We are now entering the active phase of marketing products and the leftovers from the previous marketing year. Therefore, those who decide to adopt a more stable and balanced sales strategy for the future harvest will begin actively signing forward contracts. Before the full-scale war, Ukraine had one of the most robust forward programs. Typically, up to 50% of the new harvest was sold in advance by May, which helped balance the market. Having pre-contracted products removes the excess supply burden during the harvest, thus stabilizing prices.
Of course, there are certain tricks when working with forward contracts. It’s worth working closely with your commercial agent to develop the optimal trading strategy in terms of quantity, quality, and logistics. For example, from the experience of companies contracting the harvest, it is better not to sell wheat solely as food-grade under forward contracts. It’s more advantageous to sell either feed wheat or sign a so-called multi-class contract. A farmer, not knowing the quality of the product they will produce but wishing to sell a certain amount of wheat in advance, can stipulate in the contract that they may supply products of three different quality types at three different prices, while fixing the overall volume of the shipment.
Currently, Ukraine has implemented minimum export prices, which are significantly lower than the current market prices.

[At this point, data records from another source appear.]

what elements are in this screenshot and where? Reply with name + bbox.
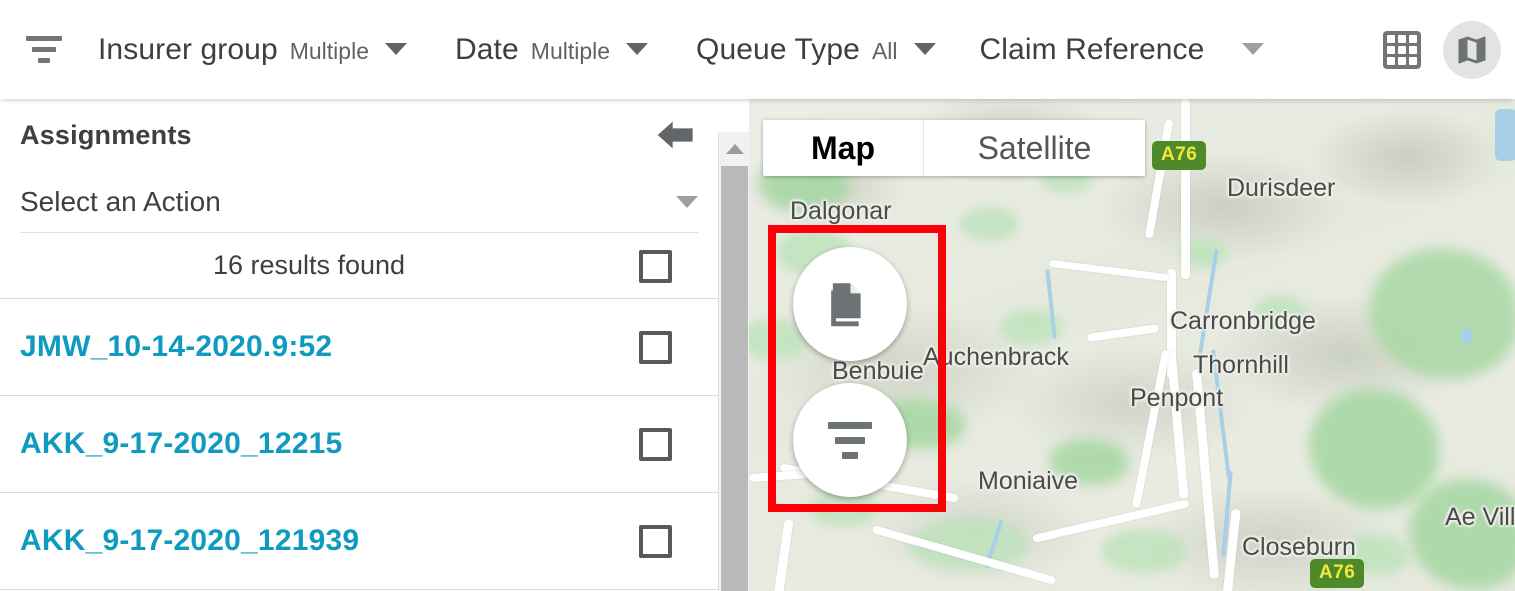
assignment-link[interactable]: AKK_9-17-2020_12215 <box>0 427 342 461</box>
list-item[interactable]: AKK_9-17-2020_12215 <box>0 396 718 493</box>
filter-insurer-group-label: Insurer group <box>98 33 278 67</box>
scroll-up-arrow-icon[interactable] <box>719 132 750 166</box>
row-checkbox[interactable] <box>639 331 672 364</box>
filter-icon <box>828 422 872 459</box>
filter-insurer-group[interactable]: Insurer group Multiple <box>98 33 407 67</box>
assignments-sidebar: Assignments Select an Action 16 results … <box>0 99 718 591</box>
chevron-down-icon[interactable] <box>676 196 698 208</box>
back-arrow-icon[interactable] <box>654 115 698 155</box>
grid-view-button[interactable] <box>1373 21 1431 79</box>
map-view-button[interactable] <box>1443 21 1501 79</box>
list-item[interactable]: JMW_10-14-2020.9:52 <box>0 299 718 396</box>
application-window: Insurer group Multiple Date Multiple Que… <box>0 0 1515 591</box>
results-count: 16 results found <box>0 250 718 281</box>
filter-claim-reference-label: Claim Reference <box>980 33 1205 67</box>
road-shield: A76 <box>1310 559 1364 588</box>
filter-queue-type-value: All <box>872 38 898 65</box>
filter-queue-type[interactable]: Queue Type All <box>696 33 935 67</box>
main-content: Assignments Select an Action 16 results … <box>0 99 1515 591</box>
assignment-link[interactable]: JMW_10-14-2020.9:52 <box>0 330 332 364</box>
select-all-checkbox[interactable] <box>639 250 672 283</box>
documents-fab[interactable] <box>793 247 907 361</box>
page-title: Assignments <box>20 120 192 151</box>
list-item[interactable]: AKK_9-17-2020_121939 <box>0 493 718 590</box>
filter-claim-reference[interactable]: Claim Reference <box>980 33 1265 67</box>
scrollbar-thumb[interactable] <box>721 166 748 591</box>
copy-documents-icon <box>821 275 879 333</box>
chevron-down-icon[interactable] <box>385 43 407 55</box>
filter-insurer-group-value: Multiple <box>290 38 369 65</box>
filter-queue-type-label: Queue Type <box>696 33 860 67</box>
road-shield: A76 <box>1152 141 1206 170</box>
row-checkbox[interactable] <box>639 428 672 461</box>
map-type-satellite-button[interactable]: Satellite <box>923 120 1145 176</box>
filter-date[interactable]: Date Multiple <box>455 33 648 67</box>
chevron-down-icon[interactable] <box>1242 43 1264 55</box>
results-summary-row: 16 results found <box>0 233 718 299</box>
sidebar-header: Assignments <box>0 99 718 171</box>
filter-fab[interactable] <box>793 383 907 497</box>
filter-date-label: Date <box>455 33 519 67</box>
chevron-down-icon[interactable] <box>626 43 648 55</box>
map-type-toggle: Map Satellite <box>763 120 1145 176</box>
assignment-link[interactable]: AKK_9-17-2020_121939 <box>0 524 359 558</box>
filter-date-value: Multiple <box>531 38 610 65</box>
chevron-down-icon[interactable] <box>914 43 936 55</box>
select-action-label: Select an Action <box>20 186 221 218</box>
map-type-map-button[interactable]: Map <box>763 120 923 176</box>
top-toolbar: Insurer group Multiple Date Multiple Que… <box>0 0 1515 99</box>
sidebar-scrollbar[interactable] <box>718 132 749 591</box>
row-checkbox[interactable] <box>639 525 672 558</box>
map-panel[interactable]: Dalgonar Benbuie Auchenbrack Moniaive Pe… <box>749 99 1515 591</box>
filter-icon[interactable] <box>24 35 64 65</box>
select-action-dropdown[interactable]: Select an Action <box>20 171 698 233</box>
map-view-icon <box>1454 32 1490 68</box>
grid-view-icon <box>1383 31 1421 69</box>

Logistics are now the cheapest. So, it makes sense to approach a carrier and lock in freight costs under a forward contract, considering that the calculated price will consist of the current transportation cost with a small premium. This would be much more profitable than waiting for transportation during the low-price season when freight costs rise amid heightened demand.
In Europe, the industry selling finished products demands advance planning of production and the corresponding procurement of raw materials. Logistics alone in this chain can take up to a month. Additionally, the raw materials must be processed, packaged, and so on.
Therefore, Ukraine will have to adopt the logic of long-term contracts, allowing the opportunity to secure profitability in advance. This also provides business stability, which must be skillfully used and managed for the benefit of the business.